On the debate stage in Iowa Tuesday night, Warren melded the two with the skill of a Harvard law professor. “The question about whether or not a woman can be president has been raised and it’s time for us to attack it head-on,” she said. “Can a woman beat Donald Trump? Look at the men on this stage. Collectively, they have lost 10 elections. The only people on this stage who have won every single election that they’ve been in are the women . . . and the only person on this stage who has beaten an incumbent Republican anytime in the past 30 years is me.”
With that answer, she won the moment. But winning debate points won’t defeat Trump. Just ask Hillary Clinton. And in no way does Warren’s 2012 victory over Scott Brown — the incumbent Republican to whom she was alluding — seal the electability deal. In Massachusetts, it’s really hard to lose a Senate race to a Republican; Brown’s special election victory after Ted Kennedy’s death was a fluke of timing and a weak opponent. Democrats, who couldn’t wait to oust him, rallied behind Warren, and so did many of the state’s unenrolled, or independent, voters.
Beating Trump is, to put it mildly, a wildly different matter. Of course, Democrats desperately want to oust him. But getting the party to rally behind the eventual nominee will take a million times more skill, finesse, and positive energy than it did in Massachusetts.
Which brings us to Senator Bernie Sanders of Vermont, whose alleged remark to Warren in 2018 that he did not believe a woman could win the presidency prompted the current debate over the issue. Whether he said it doesn’t really matter at this point. What matters is whether the fallout forever divides Warren and Sanders progressives into two bitter camps. During the debate, Sanders pledged unity: “Let me be very clear,” he said. “If any of the women on this stage or any of the men on this stage win the nomination — I hope that’s not the case, I hope it’s me — but if they do, I will do everything in my power to make sure that they are elected in order to defeat the most dangerous president in the history of this country.”
If it’s not Sanders, the eventual nominee has to hope that this time he lives up to that promise. Meanwhile, Warren’s refusal to shake his hand after the debate is not a good sign of things to come. It’s not about a woman having to “make nice” to a grumpy man who supposedly insulted her way back in 2018. It’s about grace — a gender-neutral quality — and an ability and willingness to knit together competing constituencies within the progressive wing of her own party. If she can’t do that now, how can she unite Democrats as the nominee and then go on to unite enough voters in key states to beat Trump?
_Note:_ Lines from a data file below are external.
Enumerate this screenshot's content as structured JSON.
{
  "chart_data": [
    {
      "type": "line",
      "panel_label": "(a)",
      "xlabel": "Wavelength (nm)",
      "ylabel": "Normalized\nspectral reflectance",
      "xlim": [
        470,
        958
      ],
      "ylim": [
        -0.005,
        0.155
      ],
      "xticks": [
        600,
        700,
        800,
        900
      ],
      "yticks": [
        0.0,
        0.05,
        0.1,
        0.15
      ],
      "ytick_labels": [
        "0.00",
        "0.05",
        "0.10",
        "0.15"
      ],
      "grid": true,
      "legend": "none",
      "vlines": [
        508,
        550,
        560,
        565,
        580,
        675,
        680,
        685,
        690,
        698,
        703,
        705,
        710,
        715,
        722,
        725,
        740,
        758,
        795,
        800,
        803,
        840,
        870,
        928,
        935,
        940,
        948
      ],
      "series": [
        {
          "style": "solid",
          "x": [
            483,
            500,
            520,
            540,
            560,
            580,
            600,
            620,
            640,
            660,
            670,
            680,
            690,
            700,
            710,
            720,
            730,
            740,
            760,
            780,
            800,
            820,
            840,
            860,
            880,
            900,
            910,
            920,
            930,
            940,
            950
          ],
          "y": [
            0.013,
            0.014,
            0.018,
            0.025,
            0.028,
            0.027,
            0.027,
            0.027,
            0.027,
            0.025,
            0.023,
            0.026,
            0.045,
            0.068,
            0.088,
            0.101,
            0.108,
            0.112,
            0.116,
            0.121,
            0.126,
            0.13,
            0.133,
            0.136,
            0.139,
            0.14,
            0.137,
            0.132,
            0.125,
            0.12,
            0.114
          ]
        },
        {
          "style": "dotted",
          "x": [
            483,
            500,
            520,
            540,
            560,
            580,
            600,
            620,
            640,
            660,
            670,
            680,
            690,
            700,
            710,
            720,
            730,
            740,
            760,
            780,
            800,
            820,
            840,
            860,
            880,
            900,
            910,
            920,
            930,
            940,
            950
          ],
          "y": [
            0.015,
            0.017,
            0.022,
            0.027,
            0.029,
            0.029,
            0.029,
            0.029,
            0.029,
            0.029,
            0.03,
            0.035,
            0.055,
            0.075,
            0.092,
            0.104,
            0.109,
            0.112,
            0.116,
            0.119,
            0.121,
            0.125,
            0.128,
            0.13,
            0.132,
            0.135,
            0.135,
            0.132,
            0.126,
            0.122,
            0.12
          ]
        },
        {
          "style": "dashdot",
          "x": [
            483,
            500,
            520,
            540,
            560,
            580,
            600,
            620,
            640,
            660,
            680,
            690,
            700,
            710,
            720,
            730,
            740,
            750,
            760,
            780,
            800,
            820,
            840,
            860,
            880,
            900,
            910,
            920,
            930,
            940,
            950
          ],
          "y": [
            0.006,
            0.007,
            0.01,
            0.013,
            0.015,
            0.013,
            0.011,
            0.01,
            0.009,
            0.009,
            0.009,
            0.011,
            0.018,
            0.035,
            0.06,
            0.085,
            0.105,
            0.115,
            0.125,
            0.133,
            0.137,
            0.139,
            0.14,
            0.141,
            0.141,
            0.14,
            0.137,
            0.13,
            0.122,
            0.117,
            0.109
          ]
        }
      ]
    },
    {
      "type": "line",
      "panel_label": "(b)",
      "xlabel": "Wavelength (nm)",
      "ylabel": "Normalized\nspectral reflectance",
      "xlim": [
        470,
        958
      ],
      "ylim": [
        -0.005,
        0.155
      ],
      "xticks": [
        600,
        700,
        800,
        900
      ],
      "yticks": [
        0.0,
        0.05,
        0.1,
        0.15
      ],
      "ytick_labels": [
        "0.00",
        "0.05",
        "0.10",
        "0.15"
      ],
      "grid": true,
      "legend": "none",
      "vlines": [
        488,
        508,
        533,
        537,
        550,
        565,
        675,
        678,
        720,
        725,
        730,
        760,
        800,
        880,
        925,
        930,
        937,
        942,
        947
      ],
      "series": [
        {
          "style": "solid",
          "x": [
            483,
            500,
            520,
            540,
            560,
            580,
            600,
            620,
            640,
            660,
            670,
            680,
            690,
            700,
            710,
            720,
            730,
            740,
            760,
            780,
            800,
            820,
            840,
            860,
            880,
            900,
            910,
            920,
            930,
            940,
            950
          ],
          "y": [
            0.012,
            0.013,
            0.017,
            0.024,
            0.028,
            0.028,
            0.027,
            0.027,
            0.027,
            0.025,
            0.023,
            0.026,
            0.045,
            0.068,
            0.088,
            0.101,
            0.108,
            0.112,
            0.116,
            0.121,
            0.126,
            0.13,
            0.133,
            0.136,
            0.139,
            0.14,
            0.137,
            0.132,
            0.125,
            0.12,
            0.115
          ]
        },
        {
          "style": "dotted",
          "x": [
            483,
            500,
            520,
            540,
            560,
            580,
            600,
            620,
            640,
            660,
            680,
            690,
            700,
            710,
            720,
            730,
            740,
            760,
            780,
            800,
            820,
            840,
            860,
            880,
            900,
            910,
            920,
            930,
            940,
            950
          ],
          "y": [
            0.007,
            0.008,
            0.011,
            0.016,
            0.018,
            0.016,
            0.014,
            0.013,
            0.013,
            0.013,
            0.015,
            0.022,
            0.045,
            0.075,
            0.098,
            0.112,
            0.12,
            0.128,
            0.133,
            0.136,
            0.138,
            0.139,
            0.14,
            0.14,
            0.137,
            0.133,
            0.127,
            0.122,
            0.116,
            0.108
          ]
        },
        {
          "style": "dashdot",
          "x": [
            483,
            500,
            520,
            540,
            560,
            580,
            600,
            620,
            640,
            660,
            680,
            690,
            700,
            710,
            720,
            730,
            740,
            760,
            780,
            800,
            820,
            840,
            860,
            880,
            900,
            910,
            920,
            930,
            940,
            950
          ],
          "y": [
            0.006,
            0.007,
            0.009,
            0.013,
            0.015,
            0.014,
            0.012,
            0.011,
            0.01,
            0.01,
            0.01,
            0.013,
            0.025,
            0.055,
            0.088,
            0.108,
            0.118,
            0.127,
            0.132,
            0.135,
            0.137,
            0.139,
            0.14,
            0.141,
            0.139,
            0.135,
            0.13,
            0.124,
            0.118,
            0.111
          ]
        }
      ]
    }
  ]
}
Warren is smart, tough, and passionate about her “plans.” She is making the case for big, structural change in America. She still has to make the case for why she’s the one who can make it happen. Instead, she throws out data points. Two of her three brothers are Republicans. She was once a single mom, saved by an aunt who bailed her out by taking care of her children. She took on big corporations and was the inspiration behind a consumer protection bureau. On day one of her presidency, she will forgive student debt.
Sexism is real. A woman is judged more harshly on her voice, appearance, and attitude than any man will ever be. A female presidential candidate has to factor all that in, and deal with it.
But in the end, the question for voters is not whether “a woman” can win the presidency. It’s whether Warren can beat Trump. After the latest debate, that’s still debatable.